Because of the success of the Program in 2015, and in 2018, more than 16,836 acres of land were purchased. However, much work remains to be done to consolidate CTUIR ownership and control of the Umatilla Indian Reservation, which is ranked as the 28th most fractionated Indian reservation in the country.
The Land Buy Back Program provides landowners the opportunity to sell ownership at Fair Market Value. Once complete, the ownership then goes back to CTUIR and helps to clarify tribal jurisdiction and management associated with highly fractionated land interests.
The CTUIR Tribal Land Program staff remain committed to land buy back efforts and are prepared for this third, and perhaps final, round of the program. The Cobell Settlement, which the program is based on, required that all Land Buy Back Program funds had to be spent in ten years, which concludes in November 2022.

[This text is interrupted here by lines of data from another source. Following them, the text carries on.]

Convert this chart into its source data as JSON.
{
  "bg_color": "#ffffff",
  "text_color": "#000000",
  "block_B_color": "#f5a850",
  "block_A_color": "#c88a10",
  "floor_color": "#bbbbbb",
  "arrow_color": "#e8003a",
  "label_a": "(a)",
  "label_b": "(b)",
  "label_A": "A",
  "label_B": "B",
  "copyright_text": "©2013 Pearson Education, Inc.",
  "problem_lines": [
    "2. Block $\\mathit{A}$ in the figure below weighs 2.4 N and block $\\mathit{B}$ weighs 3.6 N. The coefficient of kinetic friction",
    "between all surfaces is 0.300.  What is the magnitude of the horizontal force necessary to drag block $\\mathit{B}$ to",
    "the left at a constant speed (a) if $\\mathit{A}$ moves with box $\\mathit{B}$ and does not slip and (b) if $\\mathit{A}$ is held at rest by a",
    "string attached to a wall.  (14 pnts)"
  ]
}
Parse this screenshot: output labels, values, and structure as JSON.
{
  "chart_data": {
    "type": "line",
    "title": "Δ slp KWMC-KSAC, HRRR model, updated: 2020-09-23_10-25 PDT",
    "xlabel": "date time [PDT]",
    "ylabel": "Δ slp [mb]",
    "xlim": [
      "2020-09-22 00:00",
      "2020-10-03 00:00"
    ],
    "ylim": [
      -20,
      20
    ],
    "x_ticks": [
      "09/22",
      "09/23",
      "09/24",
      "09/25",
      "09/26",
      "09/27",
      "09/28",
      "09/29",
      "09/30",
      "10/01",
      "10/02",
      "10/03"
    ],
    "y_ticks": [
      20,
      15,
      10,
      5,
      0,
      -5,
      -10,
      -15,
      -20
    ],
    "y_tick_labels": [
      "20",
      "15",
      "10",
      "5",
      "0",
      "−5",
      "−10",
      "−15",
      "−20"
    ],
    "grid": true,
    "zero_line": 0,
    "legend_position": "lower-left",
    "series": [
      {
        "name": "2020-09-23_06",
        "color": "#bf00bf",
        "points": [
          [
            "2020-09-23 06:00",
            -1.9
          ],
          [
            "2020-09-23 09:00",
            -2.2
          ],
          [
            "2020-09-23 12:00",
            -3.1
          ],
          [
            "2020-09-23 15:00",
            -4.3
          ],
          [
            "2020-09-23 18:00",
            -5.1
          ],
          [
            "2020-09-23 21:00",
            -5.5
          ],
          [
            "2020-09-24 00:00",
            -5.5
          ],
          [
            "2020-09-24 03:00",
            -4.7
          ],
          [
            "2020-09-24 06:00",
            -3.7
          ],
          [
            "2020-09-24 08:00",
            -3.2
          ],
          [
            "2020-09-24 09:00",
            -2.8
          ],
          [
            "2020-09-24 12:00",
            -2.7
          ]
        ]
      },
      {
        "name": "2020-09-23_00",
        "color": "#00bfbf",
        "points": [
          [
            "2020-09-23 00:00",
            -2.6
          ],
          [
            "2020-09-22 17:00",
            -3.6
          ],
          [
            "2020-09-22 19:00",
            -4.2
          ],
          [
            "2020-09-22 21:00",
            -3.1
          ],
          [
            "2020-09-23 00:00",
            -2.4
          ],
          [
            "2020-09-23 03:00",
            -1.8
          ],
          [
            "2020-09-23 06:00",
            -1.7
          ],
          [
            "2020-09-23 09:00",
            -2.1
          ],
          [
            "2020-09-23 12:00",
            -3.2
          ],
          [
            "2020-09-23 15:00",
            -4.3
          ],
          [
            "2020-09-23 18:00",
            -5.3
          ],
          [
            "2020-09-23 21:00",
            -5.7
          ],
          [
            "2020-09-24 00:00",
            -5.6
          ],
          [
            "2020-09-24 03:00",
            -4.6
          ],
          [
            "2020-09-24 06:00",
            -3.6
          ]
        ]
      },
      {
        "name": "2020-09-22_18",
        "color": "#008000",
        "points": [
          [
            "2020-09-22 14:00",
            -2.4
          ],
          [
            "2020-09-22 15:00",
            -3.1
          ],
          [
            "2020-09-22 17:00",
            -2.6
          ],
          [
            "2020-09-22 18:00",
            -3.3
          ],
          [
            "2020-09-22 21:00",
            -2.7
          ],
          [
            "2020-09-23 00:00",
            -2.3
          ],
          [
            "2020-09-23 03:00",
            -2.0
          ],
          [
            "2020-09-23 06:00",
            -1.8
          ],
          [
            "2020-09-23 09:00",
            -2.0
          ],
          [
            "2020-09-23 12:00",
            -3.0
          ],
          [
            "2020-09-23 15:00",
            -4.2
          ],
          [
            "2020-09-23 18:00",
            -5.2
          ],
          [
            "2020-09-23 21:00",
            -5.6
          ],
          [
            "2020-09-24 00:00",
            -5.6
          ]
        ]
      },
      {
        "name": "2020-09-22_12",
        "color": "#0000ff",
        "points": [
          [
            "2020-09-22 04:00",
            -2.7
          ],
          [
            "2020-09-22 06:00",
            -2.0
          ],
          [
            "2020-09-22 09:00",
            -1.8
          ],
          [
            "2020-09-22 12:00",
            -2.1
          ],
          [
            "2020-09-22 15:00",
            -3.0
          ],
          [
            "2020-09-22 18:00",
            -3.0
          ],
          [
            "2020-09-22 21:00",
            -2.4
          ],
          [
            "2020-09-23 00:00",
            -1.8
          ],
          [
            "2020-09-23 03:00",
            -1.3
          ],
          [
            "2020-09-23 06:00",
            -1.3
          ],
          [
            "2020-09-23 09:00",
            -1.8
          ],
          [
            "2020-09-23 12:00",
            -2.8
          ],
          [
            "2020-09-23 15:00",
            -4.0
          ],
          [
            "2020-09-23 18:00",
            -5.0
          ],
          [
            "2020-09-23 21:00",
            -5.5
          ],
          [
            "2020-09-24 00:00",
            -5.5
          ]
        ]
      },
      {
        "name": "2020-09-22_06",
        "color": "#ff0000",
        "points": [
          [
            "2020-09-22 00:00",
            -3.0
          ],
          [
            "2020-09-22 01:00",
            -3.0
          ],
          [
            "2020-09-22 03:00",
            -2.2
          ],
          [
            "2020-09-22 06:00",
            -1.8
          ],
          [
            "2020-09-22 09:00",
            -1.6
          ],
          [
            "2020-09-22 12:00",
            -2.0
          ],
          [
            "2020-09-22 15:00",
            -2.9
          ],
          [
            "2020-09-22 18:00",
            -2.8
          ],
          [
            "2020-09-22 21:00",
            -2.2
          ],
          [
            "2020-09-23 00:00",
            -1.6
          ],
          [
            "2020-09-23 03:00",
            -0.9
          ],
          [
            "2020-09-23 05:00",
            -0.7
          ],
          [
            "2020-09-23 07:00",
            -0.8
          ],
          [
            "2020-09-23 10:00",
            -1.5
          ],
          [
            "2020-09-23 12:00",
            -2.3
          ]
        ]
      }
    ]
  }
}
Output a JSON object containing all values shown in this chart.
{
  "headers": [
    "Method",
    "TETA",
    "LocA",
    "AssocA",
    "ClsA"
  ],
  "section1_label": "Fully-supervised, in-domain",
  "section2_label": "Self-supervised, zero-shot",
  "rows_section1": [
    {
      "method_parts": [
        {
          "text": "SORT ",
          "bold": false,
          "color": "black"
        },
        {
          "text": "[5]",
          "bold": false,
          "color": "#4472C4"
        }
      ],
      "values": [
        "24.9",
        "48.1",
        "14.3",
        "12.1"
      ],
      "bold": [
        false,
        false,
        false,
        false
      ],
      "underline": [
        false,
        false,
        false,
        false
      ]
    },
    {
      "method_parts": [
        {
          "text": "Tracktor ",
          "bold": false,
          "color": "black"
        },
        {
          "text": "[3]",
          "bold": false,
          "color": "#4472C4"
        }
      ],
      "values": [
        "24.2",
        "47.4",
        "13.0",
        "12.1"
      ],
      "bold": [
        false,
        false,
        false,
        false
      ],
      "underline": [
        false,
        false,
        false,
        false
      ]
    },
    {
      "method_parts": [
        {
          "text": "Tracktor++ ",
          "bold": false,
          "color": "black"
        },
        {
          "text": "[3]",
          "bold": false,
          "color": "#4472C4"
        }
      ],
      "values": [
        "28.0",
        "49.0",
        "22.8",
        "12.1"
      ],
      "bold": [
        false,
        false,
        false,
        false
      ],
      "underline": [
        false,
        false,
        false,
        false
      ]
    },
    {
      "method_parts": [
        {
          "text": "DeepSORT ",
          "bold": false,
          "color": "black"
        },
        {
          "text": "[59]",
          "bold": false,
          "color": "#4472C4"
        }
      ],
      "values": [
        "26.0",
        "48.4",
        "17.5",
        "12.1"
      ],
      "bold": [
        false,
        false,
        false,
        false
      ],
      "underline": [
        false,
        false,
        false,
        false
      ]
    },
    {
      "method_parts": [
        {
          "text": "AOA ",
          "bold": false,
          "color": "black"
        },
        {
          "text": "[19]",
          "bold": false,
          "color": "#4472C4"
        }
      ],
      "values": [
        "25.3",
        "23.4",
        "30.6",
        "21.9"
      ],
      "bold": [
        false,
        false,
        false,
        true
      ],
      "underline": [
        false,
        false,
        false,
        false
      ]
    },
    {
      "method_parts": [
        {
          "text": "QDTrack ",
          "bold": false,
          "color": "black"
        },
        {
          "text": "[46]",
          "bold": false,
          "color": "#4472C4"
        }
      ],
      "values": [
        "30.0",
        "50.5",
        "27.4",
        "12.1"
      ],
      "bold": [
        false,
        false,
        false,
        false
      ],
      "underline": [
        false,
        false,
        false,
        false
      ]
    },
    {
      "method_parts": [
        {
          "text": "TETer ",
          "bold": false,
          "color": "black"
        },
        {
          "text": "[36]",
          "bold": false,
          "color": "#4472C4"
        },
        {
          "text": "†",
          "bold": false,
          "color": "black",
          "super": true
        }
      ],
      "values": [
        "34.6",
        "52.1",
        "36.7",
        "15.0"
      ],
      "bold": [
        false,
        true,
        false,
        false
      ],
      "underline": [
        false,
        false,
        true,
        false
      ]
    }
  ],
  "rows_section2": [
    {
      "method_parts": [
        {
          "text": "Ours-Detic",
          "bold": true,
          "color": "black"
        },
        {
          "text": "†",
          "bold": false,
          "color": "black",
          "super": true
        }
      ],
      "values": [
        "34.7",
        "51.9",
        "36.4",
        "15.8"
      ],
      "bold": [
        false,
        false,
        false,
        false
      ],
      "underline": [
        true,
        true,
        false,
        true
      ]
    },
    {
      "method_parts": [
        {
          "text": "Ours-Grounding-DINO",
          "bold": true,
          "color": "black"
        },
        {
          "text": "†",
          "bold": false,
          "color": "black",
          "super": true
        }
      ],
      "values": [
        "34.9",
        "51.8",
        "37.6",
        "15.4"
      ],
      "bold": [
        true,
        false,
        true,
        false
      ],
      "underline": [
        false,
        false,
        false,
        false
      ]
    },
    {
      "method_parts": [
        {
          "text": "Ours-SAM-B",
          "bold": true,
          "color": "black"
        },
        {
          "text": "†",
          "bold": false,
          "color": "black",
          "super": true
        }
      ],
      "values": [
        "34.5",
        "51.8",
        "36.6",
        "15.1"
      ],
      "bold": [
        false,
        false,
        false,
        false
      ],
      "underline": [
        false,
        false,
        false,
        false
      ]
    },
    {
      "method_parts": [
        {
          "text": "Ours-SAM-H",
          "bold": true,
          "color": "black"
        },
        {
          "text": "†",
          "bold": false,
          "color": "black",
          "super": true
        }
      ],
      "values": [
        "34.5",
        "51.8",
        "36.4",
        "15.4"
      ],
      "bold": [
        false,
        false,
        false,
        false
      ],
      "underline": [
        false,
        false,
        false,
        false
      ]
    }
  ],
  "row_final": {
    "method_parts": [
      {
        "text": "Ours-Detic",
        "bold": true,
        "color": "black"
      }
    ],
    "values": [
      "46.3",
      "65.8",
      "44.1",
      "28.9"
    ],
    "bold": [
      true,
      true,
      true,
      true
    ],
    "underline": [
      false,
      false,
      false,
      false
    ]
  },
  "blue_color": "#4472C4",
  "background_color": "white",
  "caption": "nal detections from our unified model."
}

Participation in the Umatilla LBBP land consolidation is voluntary. At this time, limited information is available regarding who may receive offers. Allotment landowners interested in the Program and those who would like to inquire about their ownership status are strongly encouraged to make sure their contact information is up to date by calling the Trust Beneficiary Call Center at 1-888-678-6836 or by emailing to firstname.lastname@example.org. For additional information from the CTUIR, contact Kelly L. George, Land Acquisition Coordinator 541-429-7483, email@example.com or Koko Hufford, Land Manager, 541-429-7476, firstname.lastname@example.org.
The Confederated Tribes of the Umatilla Indian Reservation is made up of the Cayuse, Umatilla, and Walla Walla Tribes, formed under the Treaty of 1855 signed in the Walla Walla Valley. In 1949, the Tribes adopted a constitutional form of government to protect, preserve and enhance the treaty rights guaranteed under federal statute.